If you're planning on storing a lot of food for a long time, it's worth it. I started off buying a bunch of stuff from the mormon pantry. Most of that is 20+ years stable, and its mostly carbs.
But if you have a bunch of pasta what do you eat with it?
6 pounds of grated cheese turns into 4.5 pounds of freeze dried in 24 hours. That would cost $90-100 to buy the Augason Farms equivalent. Buy the cheese at sams or costco, bulk mylar bags and o2 absorbers, electricity, and I doubt I have $25 in it.
Local grocer has pork butts for $1/pound right now. Those are super easy to salt and pepper, throw on the pellet grill for 6 hours, wrap and toss in the oven to finish. It is some work to shred it, remove as much fat as possible, but then I have enough cheap, tasty, meat to feed the freeze dryer for a couple of days.

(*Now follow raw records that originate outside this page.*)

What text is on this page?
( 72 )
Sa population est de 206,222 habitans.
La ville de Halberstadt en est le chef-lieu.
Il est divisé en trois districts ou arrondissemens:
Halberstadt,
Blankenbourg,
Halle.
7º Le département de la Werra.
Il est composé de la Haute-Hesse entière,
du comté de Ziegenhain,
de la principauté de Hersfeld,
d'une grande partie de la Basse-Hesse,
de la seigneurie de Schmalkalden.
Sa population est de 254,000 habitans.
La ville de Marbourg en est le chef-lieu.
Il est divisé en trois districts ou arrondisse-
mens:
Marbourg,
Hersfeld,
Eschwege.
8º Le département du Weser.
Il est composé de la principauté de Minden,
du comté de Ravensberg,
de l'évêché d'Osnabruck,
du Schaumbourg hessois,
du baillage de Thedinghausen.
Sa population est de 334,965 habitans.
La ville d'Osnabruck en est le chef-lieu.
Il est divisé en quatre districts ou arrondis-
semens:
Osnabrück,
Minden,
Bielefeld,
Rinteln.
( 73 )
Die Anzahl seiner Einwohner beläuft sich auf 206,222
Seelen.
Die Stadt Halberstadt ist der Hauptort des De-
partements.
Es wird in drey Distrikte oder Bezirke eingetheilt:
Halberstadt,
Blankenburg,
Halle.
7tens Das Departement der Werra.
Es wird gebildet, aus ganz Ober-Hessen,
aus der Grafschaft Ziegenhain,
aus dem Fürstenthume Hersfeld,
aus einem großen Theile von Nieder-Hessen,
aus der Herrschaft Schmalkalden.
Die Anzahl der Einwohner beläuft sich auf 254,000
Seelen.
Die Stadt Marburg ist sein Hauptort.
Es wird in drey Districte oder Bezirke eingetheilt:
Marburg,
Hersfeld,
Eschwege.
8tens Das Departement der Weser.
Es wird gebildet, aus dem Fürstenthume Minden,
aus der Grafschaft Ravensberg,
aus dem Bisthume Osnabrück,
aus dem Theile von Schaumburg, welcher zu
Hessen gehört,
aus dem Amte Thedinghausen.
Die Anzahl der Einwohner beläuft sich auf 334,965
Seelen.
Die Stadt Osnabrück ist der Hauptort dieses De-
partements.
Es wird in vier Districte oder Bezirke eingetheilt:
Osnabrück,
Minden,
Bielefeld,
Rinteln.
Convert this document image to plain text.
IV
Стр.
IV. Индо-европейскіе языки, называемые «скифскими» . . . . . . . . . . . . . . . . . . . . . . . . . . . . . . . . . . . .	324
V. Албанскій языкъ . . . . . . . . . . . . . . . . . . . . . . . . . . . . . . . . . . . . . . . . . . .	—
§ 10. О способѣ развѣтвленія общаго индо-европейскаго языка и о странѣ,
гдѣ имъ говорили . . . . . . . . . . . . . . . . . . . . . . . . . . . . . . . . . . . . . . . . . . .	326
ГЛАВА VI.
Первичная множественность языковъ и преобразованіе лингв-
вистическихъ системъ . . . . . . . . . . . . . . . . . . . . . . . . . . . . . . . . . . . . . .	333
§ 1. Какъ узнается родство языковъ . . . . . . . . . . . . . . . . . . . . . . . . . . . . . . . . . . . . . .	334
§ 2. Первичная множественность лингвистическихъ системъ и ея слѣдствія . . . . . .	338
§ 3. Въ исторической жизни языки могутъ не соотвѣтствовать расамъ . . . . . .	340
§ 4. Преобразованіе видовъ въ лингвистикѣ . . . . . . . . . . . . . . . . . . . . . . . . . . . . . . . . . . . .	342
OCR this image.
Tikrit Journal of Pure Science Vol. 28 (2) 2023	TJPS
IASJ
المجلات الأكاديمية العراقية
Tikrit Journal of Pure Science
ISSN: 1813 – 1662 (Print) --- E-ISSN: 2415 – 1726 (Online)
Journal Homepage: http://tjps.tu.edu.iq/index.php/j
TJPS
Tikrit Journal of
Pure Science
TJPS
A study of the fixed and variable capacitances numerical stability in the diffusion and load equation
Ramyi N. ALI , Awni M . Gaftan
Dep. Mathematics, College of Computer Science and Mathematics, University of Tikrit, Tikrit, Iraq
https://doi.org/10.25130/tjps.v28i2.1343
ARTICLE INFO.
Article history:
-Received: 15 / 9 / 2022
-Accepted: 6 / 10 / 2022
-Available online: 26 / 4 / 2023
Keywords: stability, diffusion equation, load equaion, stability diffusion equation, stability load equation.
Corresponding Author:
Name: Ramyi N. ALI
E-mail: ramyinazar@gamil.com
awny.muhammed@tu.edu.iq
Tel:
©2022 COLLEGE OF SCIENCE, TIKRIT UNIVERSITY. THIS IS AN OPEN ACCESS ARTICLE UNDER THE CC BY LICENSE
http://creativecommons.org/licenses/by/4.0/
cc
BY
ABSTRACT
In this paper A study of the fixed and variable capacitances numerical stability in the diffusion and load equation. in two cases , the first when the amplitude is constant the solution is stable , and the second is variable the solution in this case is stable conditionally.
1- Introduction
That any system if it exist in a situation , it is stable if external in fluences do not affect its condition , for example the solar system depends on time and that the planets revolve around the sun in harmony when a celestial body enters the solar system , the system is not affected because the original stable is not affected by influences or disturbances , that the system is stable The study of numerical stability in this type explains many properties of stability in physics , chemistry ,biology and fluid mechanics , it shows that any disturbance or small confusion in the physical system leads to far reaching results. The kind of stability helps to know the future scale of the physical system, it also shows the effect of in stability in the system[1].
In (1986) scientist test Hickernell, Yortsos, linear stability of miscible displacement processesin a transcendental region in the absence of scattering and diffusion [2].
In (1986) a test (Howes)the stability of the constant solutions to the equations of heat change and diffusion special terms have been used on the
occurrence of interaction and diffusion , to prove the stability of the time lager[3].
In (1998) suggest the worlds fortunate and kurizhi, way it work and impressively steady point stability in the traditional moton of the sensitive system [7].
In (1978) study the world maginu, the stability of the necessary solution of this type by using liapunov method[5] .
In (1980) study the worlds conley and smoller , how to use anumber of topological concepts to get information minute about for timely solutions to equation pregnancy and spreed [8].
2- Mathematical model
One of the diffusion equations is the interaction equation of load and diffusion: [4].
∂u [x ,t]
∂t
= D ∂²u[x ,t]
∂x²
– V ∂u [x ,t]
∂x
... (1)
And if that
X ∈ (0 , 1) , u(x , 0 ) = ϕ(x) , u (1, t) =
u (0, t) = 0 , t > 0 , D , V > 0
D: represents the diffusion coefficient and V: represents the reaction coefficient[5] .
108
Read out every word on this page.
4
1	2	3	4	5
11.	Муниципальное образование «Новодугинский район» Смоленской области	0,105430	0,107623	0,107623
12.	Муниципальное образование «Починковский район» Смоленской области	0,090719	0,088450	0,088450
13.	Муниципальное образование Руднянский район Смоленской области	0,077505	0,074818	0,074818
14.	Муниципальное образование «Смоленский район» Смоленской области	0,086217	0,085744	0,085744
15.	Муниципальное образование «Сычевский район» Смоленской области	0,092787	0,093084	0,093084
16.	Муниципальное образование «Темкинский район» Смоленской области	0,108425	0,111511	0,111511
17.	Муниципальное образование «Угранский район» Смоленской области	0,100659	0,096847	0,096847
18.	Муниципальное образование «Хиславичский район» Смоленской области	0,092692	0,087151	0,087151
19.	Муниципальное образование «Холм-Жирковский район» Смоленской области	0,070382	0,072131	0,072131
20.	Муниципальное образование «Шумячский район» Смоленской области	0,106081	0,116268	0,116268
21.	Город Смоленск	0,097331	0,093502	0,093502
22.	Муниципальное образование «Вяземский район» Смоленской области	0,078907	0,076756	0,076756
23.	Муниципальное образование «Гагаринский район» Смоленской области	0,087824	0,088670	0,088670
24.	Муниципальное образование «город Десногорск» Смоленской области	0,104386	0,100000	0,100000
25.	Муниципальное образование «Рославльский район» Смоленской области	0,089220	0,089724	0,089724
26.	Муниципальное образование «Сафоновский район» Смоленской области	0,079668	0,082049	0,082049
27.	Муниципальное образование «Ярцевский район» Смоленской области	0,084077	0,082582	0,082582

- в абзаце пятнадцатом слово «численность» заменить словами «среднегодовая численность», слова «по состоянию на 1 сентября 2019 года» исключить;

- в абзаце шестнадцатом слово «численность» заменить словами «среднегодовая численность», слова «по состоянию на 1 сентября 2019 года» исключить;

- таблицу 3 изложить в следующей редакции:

Last week was chicken fajita thighs on sale for $1/pound. We wound up with probably 50 pounds of those to run.
We haven't had ours long enough to catch a sale on eggs, or the occasional WalMart deal on milk but when we do we will run a bunch of that. It will be a long time before we get to what we feel is "enough" for us to breathe a bit easier. When we do, we will be able to run stuff for friends for many months and make a nice profit doing it.
You could also recoup selling freeze dried skittles or gummies, ice cream sandwiches, yogurt drops , etc.
There's also the claim that freeze dried keeps 90% of the nutrients versus home canning destroying half.
You also have huge space and weight savings.
I haven't reconstituted anything yet, but I have tried everything we've done. Trying some of this stuff straight out of the machine is hilarious. Meat that feels like expanded foam insulation, but tastes exactly as it should. Cheese, turkey, chicken, corn, mixed veggies, skittles, it all tastes great.